Bear offers email support and has an active community on the Bear forums and X. Because Shiny Frog is a two-person studio, response times vary, although users usually report replies within a few business days.

Evernote has a knowledge base, in-app chat for paid plans, and dedicated account managers on Teams and Business. Commercial plans include tiered support with response-time SLAs.

For users who treat the note app as critical infrastructure, Evernote Teams or Business is the only option here with a meaningful SLA. For a single-user power workflow, Bear's smaller team is closer to the user.

Mobile and Search Experience

Bear feels first-class on Mac, iPad, and iOS. Search is fast, tags are filterable, and mobile capture through the Share Sheet is fluid. The tradeoff is the lack of a native Android client.

Evernote is strong on every platform, including Android and Windows.
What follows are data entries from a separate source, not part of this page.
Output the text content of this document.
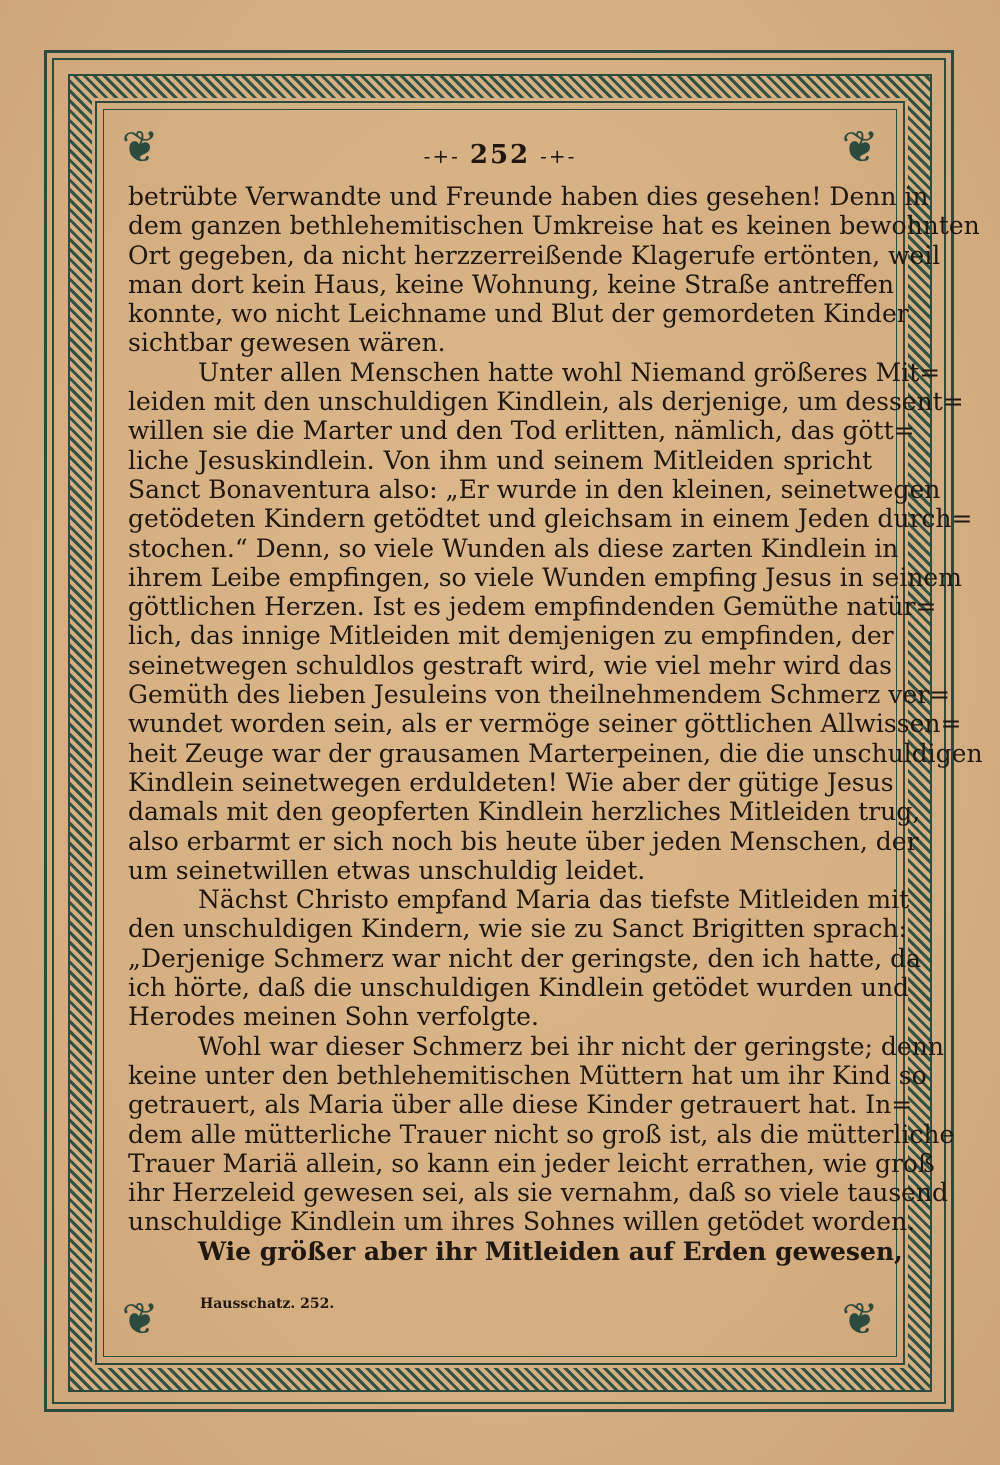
❦	❦
❦	❦
-+- 252 -+-
betrübte Verwandte und Freunde haben dies gesehen! Denn in
dem ganzen bethlehemitischen Umkreise hat es keinen bewohnten
Ort gegeben, da nicht herzzerreißende Klagerufe ertönten, weil
man dort kein Haus, keine Wohnung, keine Straße antreffen
konnte, wo nicht Leichname und Blut der gemordeten Kinder
sichtbar gewesen wären.
Unter allen Menschen hatte wohl Niemand größeres Mit=
leiden mit den unschuldigen Kindlein, als derjenige, um dessent=
willen sie die Marter und den Tod erlitten, nämlich, das gött=
liche Jesuskindlein. Von ihm und seinem Mitleiden spricht
Sanct Bonaventura also: „Er wurde in den kleinen, seinetwegen
getödeten Kindern getödtet und gleichsam in einem Jeden durch=
stochen.“ Denn, so viele Wunden als diese zarten Kindlein in
ihrem Leibe empfingen, so viele Wunden empfing Jesus in seinem
göttlichen Herzen. Ist es jedem empfindenden Gemüthe natür=
lich, das innige Mitleiden mit demjenigen zu empfinden, der
seinetwegen schuldlos gestraft wird, wie viel mehr wird das
Gemüth des lieben Jesuleins von theilnehmendem Schmerz ver=
wundet worden sein, als er vermöge seiner göttlichen Allwissen=
heit Zeuge war der grausamen Marterpeinen, die die unschuldigen
Kindlein seinetwegen erduldeten! Wie aber der gütige Jesus
damals mit den geopferten Kindlein herzliches Mitleiden trug,
also erbarmt er sich noch bis heute über jeden Menschen, der
um seinetwillen etwas unschuldig leidet.
Nächst Christo empfand Maria das tiefste Mitleiden mit
den unschuldigen Kindern, wie sie zu Sanct Brigitten sprach:
„Derjenige Schmerz war nicht der geringste, den ich hatte, da
ich hörte, daß die unschuldigen Kindlein getödet wurden und
Herodes meinen Sohn verfolgte.
Wohl war dieser Schmerz bei ihr nicht der geringste; denn
keine unter den bethlehemitischen Müttern hat um ihr Kind so
getrauert, als Maria über alle diese Kinder getrauert hat. In=
dem alle mütterliche Trauer nicht so groß ist, als die mütterliche
Trauer Mariä allein, so kann ein jeder leicht errathen, wie groß
ihr Herzeleid gewesen sei, als sie vernahm, daß so viele tausend
unschuldige Kindlein um ihres Sohnes willen getödet worden.
Wie größer aber ihr Mitleiden auf Erden gewesen,
Hausschatz. 252.
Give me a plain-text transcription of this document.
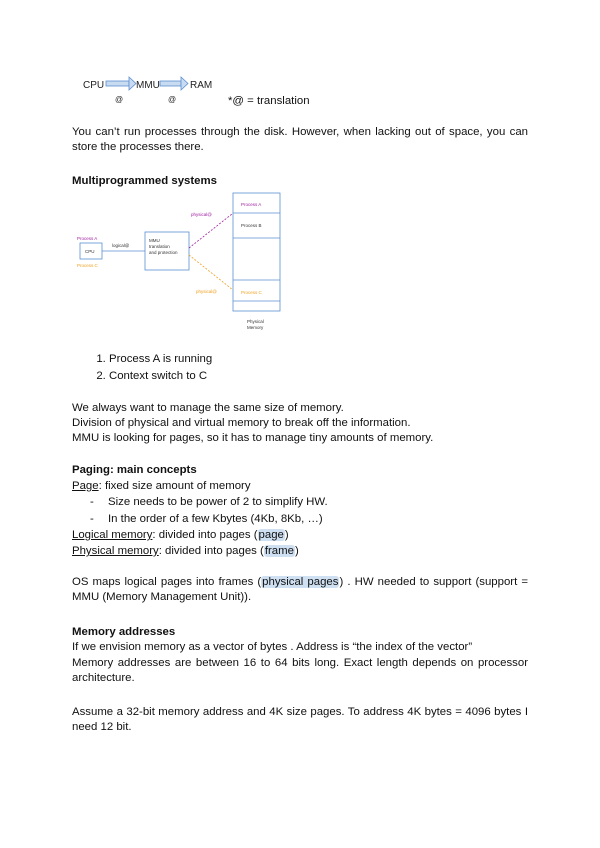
CPU	MMU	RAM
@	@	*@ = translation

You can’t run processes through the disk. However, when lacking out of space, you can store the processes there.

Multiprogrammed systems

Process A
CPU
Process C
logical@
MMU
translation
and protection
physical@
physical@
Process A
Process B
Process C
Physical
Memory
1. Process A is running
2. Context switch to C

We always want to manage the same size of memory.

Division of physical and virtual memory to break off the information.

MMU is looking for pages, so it has to manage tiny amounts of memory.

Paging: main concepts

Page: fixed size amount of memory
- Size needs to be power of 2 to simplify HW.
- In the order of a few Kbytes (4Kb, 8Kb, …)
Logical memory: divided into pages (page)
Physical memory: divided into pages (frame)

OS maps logical pages into frames (physical pages) . HW needed to support (support = MMU (Memory Management Unit)).

Memory addresses

If we envision memory as a vector of bytes . Address is “the index of the vector”

Memory addresses are between 16 to 64 bits long. Exact length depends on processor architecture.

Assume a 32-bit memory address and 4K size pages. To address 4K bytes = 4096 bytes I need 12 bit.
AI Search across the full archive becomes useful once a library exceeds a few thousand notes, and for some users search becomes a reason to stay on Evernote.

Apple-only users get a cleaner experience in Bear. Cross-platform users with multi-thousand-note archives get more value from Evernote's search.

Accessibility

Bear inherits system-wide VoiceOver and Dynamic Type. Lexend and OpenDyslexic fonts can be installed system-wide on iOS and macOS, and Bear renders both. Focus mode, which dims surrounding paragraphs, is the strongest built-in attention support among the three.

Evernote supports VoiceOver and Narrator across iOS, Mac, Windows, and the web. Its UI controls are larger than Bear's, making it better suited to users who need higher-contrast or larger-tap-target interfaces.

Bear leads on focused-writing accessibility through single-paragraph focus and clean typography. Evernote leads on broader UI-level accessibility across platforms.

Final Take

Bear wins for Apple-only Markdown writers who value polish, clean export, and a $29.99/year price tag. Evernote wins for cross-platform users with heavy capture-and-clip workflows where OCR and AI Search across large archives matter. The Apple-only crowd has largely migrated from Evernote to Bear or Apple Notes, while Evernote has retained cross-platform power users. For AI-grounded synthesis with source citations across either tool's contents, Atlas beats both.

Map your research withAtlas logoAtlas

Frequently Asked Questions

Pick Bear for Apple-only Markdown writing with iCloud sync, themes, and clean export. Bear Pro is $2.99/month or $29.99/year per the Bear pricing page (May 2026). Pick Evernote for cross-platform note capture (Mac, Windows, Web, iOS, Android) with the gold-standard Web Clipper and AI Search. Starter is around $14.99/month per evernote.com/compare-plans (May 2026). Bear is a writing tool. Evernote is a capture-and-find tool. The platform fork is simple: Apple-only writers should pick Bear, while cross-platform clippers should pick Evernote.